Willingham's is a $7 million deal, and presumably the Orioles would want “cash considerations” from Minnesota. It’s hard to see Duquette committing that kind of money for Willingham now—without some help from the Twins.
The Orioles showed interest in Morse last winter and also at last month's trading deadline. Duquette said the price was too high then.
Over the last two months, the Orioles have acquired Scott Feldman, Francisco Rodriguez and Bud Norris. In return, the Orioles traded Jake Arrieta, Pedro Strop, L.J. Hoes, minor league third baseman Nick Delmonico, minor league pitcher Josh Hader and some draft choices.
It would be hard to imagine Duquette surrendering, say Zach Britton or another high-ranked prospect for Willingham. The Orioles’ minor league system is certainly improved in the last few years, but it’s not rife with stunning talent yet.
Willingham is batting .212, but his on-base percentage is a healthy .343. Sort of Mark Reynoldsesque. Willingham, who missed five weeks with a knee injury, has 12 home runs and 45 RBIs.
A year ago, Minnesota’s three-year, $21 million deal looked like a good one. Willingham hit 35 home runs and drove in 110 runs.
He’s not a great outfielder, but if the Orioles don’t re-sign Nate McLouth after this season, the team could be looking at Nick Markakis, Adam Jones and Willingham in left.
As a designated hitter, Willingham isn’t a bad choice for next year, hoping that at 35, he can be closer to the 2012 hitter than the 2013 model. For this year, he’d probably supplant Danny Valencia, who could be temporarily optioned to Norfolk and brought back when the Tides’ season ends.
The Orioles will have to find a DH from the right side for next year. They’ll also need, at worst, a fourth outfielder even if they do bring back McLouth. Nolan Reimold’s future is uncertain, and if he’s back in spring training next year, it will probably be on a minor league deal.
Seattle has shown interest in retaining Morse, but because he's a rental, his price would be lower than Willingham's.

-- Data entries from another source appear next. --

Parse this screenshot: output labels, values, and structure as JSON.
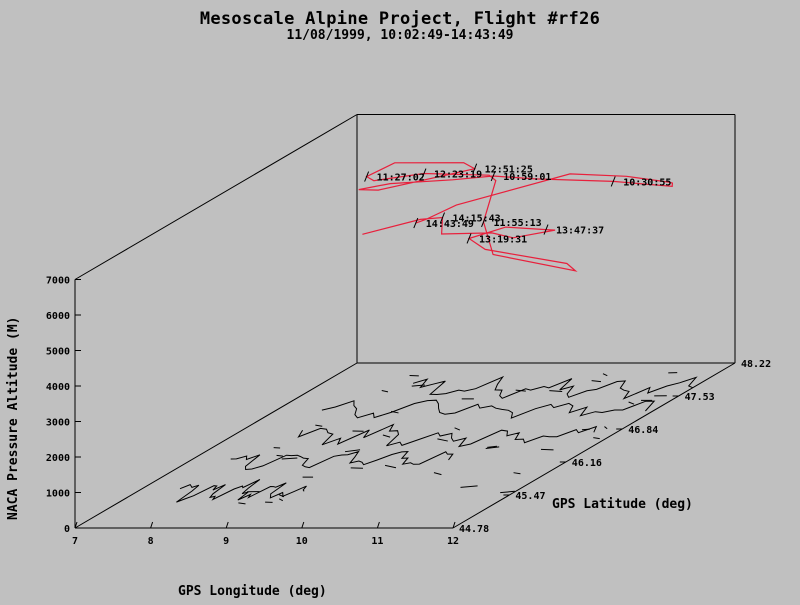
{
  "chart_data": {
    "type": "line",
    "title": "Mesoscale Alpine Project, Flight #rf26",
    "subtitle": "11/08/1999, 10:02:49-14:43:49",
    "xlabel": "GPS Longitude (deg)",
    "ylabel": "GPS Latitude (deg)",
    "zlabel": "NACA Pressure Altitude (M)",
    "xlim": [
      7,
      12
    ],
    "ylim": [
      44.78,
      48.22
    ],
    "zlim": [
      0,
      7000
    ],
    "x_ticks": [
      "7",
      "8",
      "9",
      "10",
      "11",
      "12"
    ],
    "y_ticks": [
      "44.78",
      "45.47",
      "46.16",
      "46.84",
      "47.53",
      "48.22"
    ],
    "z_ticks": [
      "0",
      "1000",
      "2000",
      "3000",
      "4000",
      "5000",
      "6000",
      "7000"
    ],
    "series": [
      {
        "color": "#e8203c",
        "x": [
          9.35,
          9.6,
          10.2,
          11.0,
          11.4,
          11.85,
          11.92,
          11.95,
          11.3,
          10.05,
          9.55,
          9.1,
          8.6,
          8.4,
          8.55,
          8.8,
          9.5,
          9.3,
          8.55,
          8.45,
          8.6,
          9.1,
          9.8,
          10.05,
          10.3,
          10.6,
          11.3,
          11.1,
          10.3,
          10.0,
          10.55,
          11.3,
          11.55,
          11.45,
          11.3,
          10.7,
          10.3,
          10.05,
          9.62
        ],
        "y": [
          46.77,
          46.66,
          46.48,
          47.13,
          47.45,
          47.55,
          47.53,
          47.5,
          47.38,
          47.58,
          47.53,
          47.45,
          47.15,
          46.95,
          47.05,
          47.25,
          47.35,
          47.4,
          47.25,
          47.0,
          46.95,
          47.1,
          47.25,
          47.1,
          46.72,
          46.56,
          46.92,
          47.0,
          46.74,
          46.82,
          46.76,
          46.56,
          46.44,
          46.02,
          45.9,
          45.84,
          46.22,
          46.18,
          45.87
        ],
        "z": [
          5900,
          6150,
          6800,
          6800,
          6300,
          6000,
          6000,
          5950,
          6250,
          6050,
          6200,
          6200,
          6500,
          6600,
          6450,
          6400,
          6650,
          6750,
          6950,
          6900,
          6850,
          6850,
          6600,
          6650,
          6000,
          5300,
          4350,
          4450,
          5200,
          5400,
          5800,
          6000,
          6150,
          6500,
          6800,
          6850,
          6800,
          6800,
          6800
        ],
        "time_labels": [
          {
            "text": "10:30:55",
            "index": 8
          },
          {
            "text": "10:59:01",
            "index": 10
          },
          {
            "text": "11:27:02",
            "index": 19
          },
          {
            "text": "11:55:13",
            "index": 24
          },
          {
            "text": "12:23:19",
            "index": 21
          },
          {
            "text": "12:51:25",
            "index": 16
          },
          {
            "text": "13:19:31",
            "index": 29
          },
          {
            "text": "13:47:37",
            "index": 31
          },
          {
            "text": "14:15:43",
            "index": 36
          },
          {
            "text": "14:43:49",
            "index": 0
          }
        ]
      }
    ]
  }
}
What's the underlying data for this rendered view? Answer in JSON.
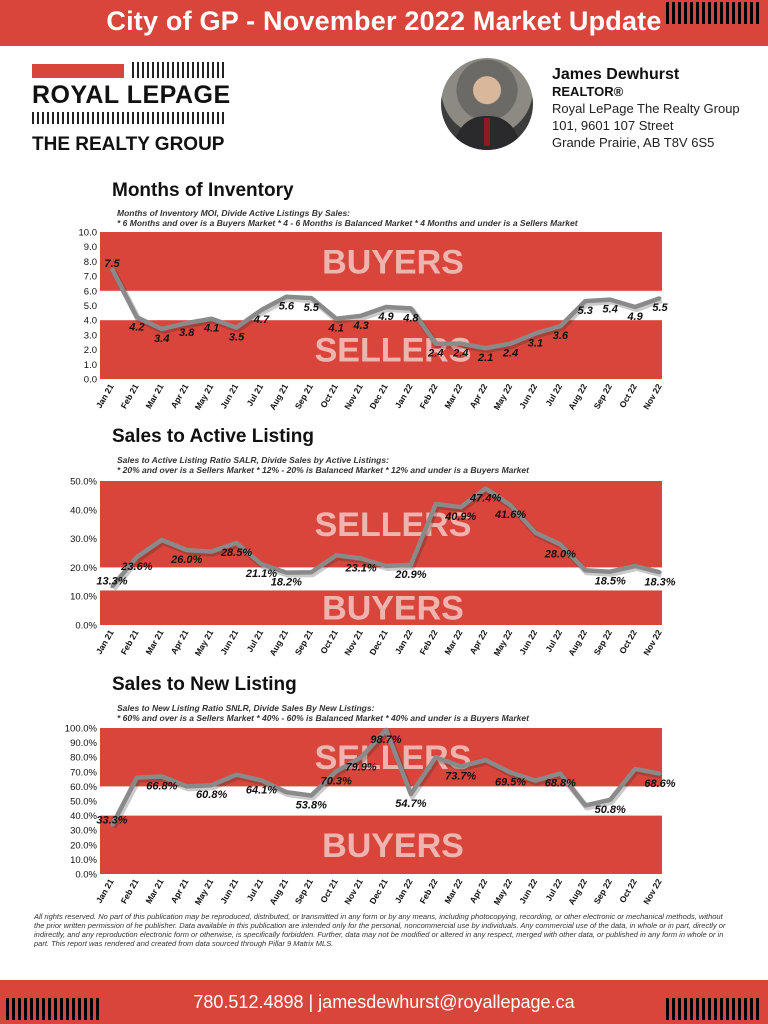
{
  "header": {
    "title": "City of GP - November 2022 Market Update"
  },
  "brand": {
    "line1": "ROYAL LEPAGE",
    "line2": "THE REALTY GROUP",
    "color": "#d9453b"
  },
  "agent": {
    "name": "James Dewhurst",
    "role": "REALTOR®",
    "company": "Royal LePage The Realty Group",
    "address1": "101, 9601 107 Street",
    "address2": "Grande Prairie, AB T8V 6S5"
  },
  "chart_data": [
    {
      "type": "line",
      "title": "Months of Inventory",
      "subtitle1": "Months of Inventory MOI, Divide Active Listings By Sales:",
      "subtitle2": "* 6 Months and over is a Buyers Market * 4 - 6 Months is Balanced Market * 4 Months and under is a Sellers Market",
      "zone_top_label": "BUYERS",
      "zone_bottom_label": "SELLERS",
      "zone_top_range": [
        6,
        10
      ],
      "zone_bottom_range": [
        0,
        4
      ],
      "ylim": [
        0,
        10
      ],
      "yticks": [
        "0.0",
        "1.0",
        "2.0",
        "3.0",
        "4.0",
        "5.0",
        "6.0",
        "7.0",
        "8.0",
        "9.0",
        "10.0"
      ],
      "categories": [
        "Jan 21",
        "Feb 21",
        "Mar 21",
        "Apr 21",
        "May 21",
        "Jun 21",
        "Jul 21",
        "Aug 21",
        "Sep 21",
        "Oct 21",
        "Nov 21",
        "Dec 21",
        "Jan 22",
        "Feb 22",
        "Mar 22",
        "Apr 22",
        "May 22",
        "Jun 22",
        "Jul 22",
        "Aug 22",
        "Sep 22",
        "Oct 22",
        "Nov 22"
      ],
      "values": [
        7.5,
        4.2,
        3.4,
        3.8,
        4.1,
        3.5,
        4.7,
        5.6,
        5.5,
        4.1,
        4.3,
        4.9,
        4.8,
        2.4,
        2.4,
        2.1,
        2.4,
        3.1,
        3.6,
        5.3,
        5.4,
        4.9,
        5.5
      ],
      "labels": [
        "7.5",
        "4.2",
        "3.4",
        "3.8",
        "4.1",
        "3.5",
        "4.7",
        "5.6",
        "5.5",
        "4.1",
        "4.3",
        "4.9",
        "4.8",
        "2.4",
        "2.4",
        "2.1",
        "2.4",
        "3.1",
        "3.6",
        "5.3",
        "5.4",
        "4.9",
        "5.5"
      ]
    },
    {
      "type": "line",
      "title": "Sales to Active Listing",
      "subtitle1": "Sales to Active Listing Ratio SALR, Divide Sales by Active Listings:",
      "subtitle2": "* 20% and over is a Sellers Market * 12% - 20% is Balanced Market  * 12% and under is a Buyers Market",
      "zone_top_label": "SELLERS",
      "zone_bottom_label": "BUYERS",
      "zone_top_range": [
        20,
        50
      ],
      "zone_bottom_range": [
        0,
        12
      ],
      "ylim": [
        0,
        50
      ],
      "yticks": [
        "0.0%",
        "10.0%",
        "20.0%",
        "30.0%",
        "40.0%",
        "50.0%"
      ],
      "categories": [
        "Jan 21",
        "Feb 21",
        "Mar 21",
        "Apr 21",
        "May 21",
        "Jun 21",
        "Jul 21",
        "Aug 21",
        "Sep 21",
        "Oct 21",
        "Nov 21",
        "Dec 21",
        "Jan 22",
        "Feb 22",
        "Mar 22",
        "Apr 22",
        "May 22",
        "Jun 22",
        "Jul 22",
        "Aug 22",
        "Sep 22",
        "Oct 22",
        "Nov 22"
      ],
      "values": [
        13.3,
        23.6,
        29.5,
        26.0,
        25.5,
        28.5,
        21.1,
        18.2,
        18.3,
        24.2,
        23.1,
        20.5,
        20.9,
        42.0,
        40.9,
        47.4,
        41.6,
        32.0,
        28.0,
        19.0,
        18.5,
        20.5,
        18.3
      ],
      "labels": [
        "13.3%",
        "23.6%",
        "",
        "26.0%",
        "",
        "28.5%",
        "21.1%",
        "18.2%",
        "",
        "",
        "23.1%",
        "",
        "20.9%",
        "",
        "40.9%",
        "47.4%",
        "41.6%",
        "",
        "28.0%",
        "",
        "18.5%",
        "",
        "18.3%"
      ]
    },
    {
      "type": "line",
      "title": "Sales to New Listing",
      "subtitle1": "Sales to New Listing Ratio SNLR, Divide Sales By New Listings:",
      "subtitle2": "* 60% and over is a Sellers Market * 40% - 60% is Balanced Market * 40% and under is a Buyers Market",
      "zone_top_label": "SELLERS",
      "zone_bottom_label": "BUYERS",
      "zone_top_range": [
        60,
        100
      ],
      "zone_bottom_range": [
        0,
        40
      ],
      "ylim": [
        0,
        100
      ],
      "yticks": [
        "0.0%",
        "10.0%",
        "20.0%",
        "30.0%",
        "40.0%",
        "50.0%",
        "60.0%",
        "70.0%",
        "80.0%",
        "90.0%",
        "100.0%"
      ],
      "categories": [
        "Jan 21",
        "Feb 21",
        "Mar 21",
        "Apr 21",
        "May 21",
        "Jun 21",
        "Jul 21",
        "Aug 21",
        "Sep 21",
        "Oct 21",
        "Nov 21",
        "Dec 21",
        "Jan 22",
        "Feb 22",
        "Mar 22",
        "Apr 22",
        "May 22",
        "Jun 22",
        "Jul 22",
        "Aug 22",
        "Sep 22",
        "Oct 22",
        "Nov 22"
      ],
      "values": [
        33.3,
        66.0,
        66.8,
        60.0,
        60.8,
        68.0,
        64.1,
        56.0,
        53.8,
        70.3,
        79.9,
        98.7,
        54.7,
        80.0,
        73.7,
        78.0,
        69.5,
        64.0,
        68.8,
        47.0,
        50.8,
        72.0,
        68.6
      ],
      "labels": [
        "33.3%",
        "",
        "66.8%",
        "",
        "60.8%",
        "",
        "64.1%",
        "",
        "53.8%",
        "70.3%",
        "79.9%",
        "98.7%",
        "54.7%",
        "",
        "73.7%",
        "",
        "69.5%",
        "",
        "68.8%",
        "",
        "50.8%",
        "",
        "68.6%"
      ]
    }
  ],
  "disclaimer": "All rights reserved. No part of this publication may be reproduced, distributed, or transmitted in any form or by any means, including photocopying, recording, or other electronic or mechanical methods, without the prior written permission of he publisher. Data available in this publication are intended only for the personal, noncommercial use by individuals. Any commercial use of the data, in whole or in part, directly or indirectly, and any reproduction electronic form or otherwise, is specifically forbidden. Further, data may not be modified or altered in any respect, merged with other data, or published in any form in whole or in part. This report was rendered and created from data sourced through Pillar 9 Matrix MLS.",
  "footer": {
    "contact": "780.512.4898  |  jamesdewhurst@royallepage.ca"
  }
}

Like Willingham, he also missed five weeks. His was a quadriceps injury. Since returning in late July, Morse's batting average has tumbled from .251 to .226. He has just two home runs in his last 32 games, 13 this season and 27 RBIs.
In order for a player, like Willingham or Morse, who comes from outside the organization, to be eligible for the playoff roster, they must be Orioles property by Saturday at 11:59 p.m.
Expect a busy two days for Duquette.
The news of the Orioles’ waiver claim was first reported by the Baltimore Sun.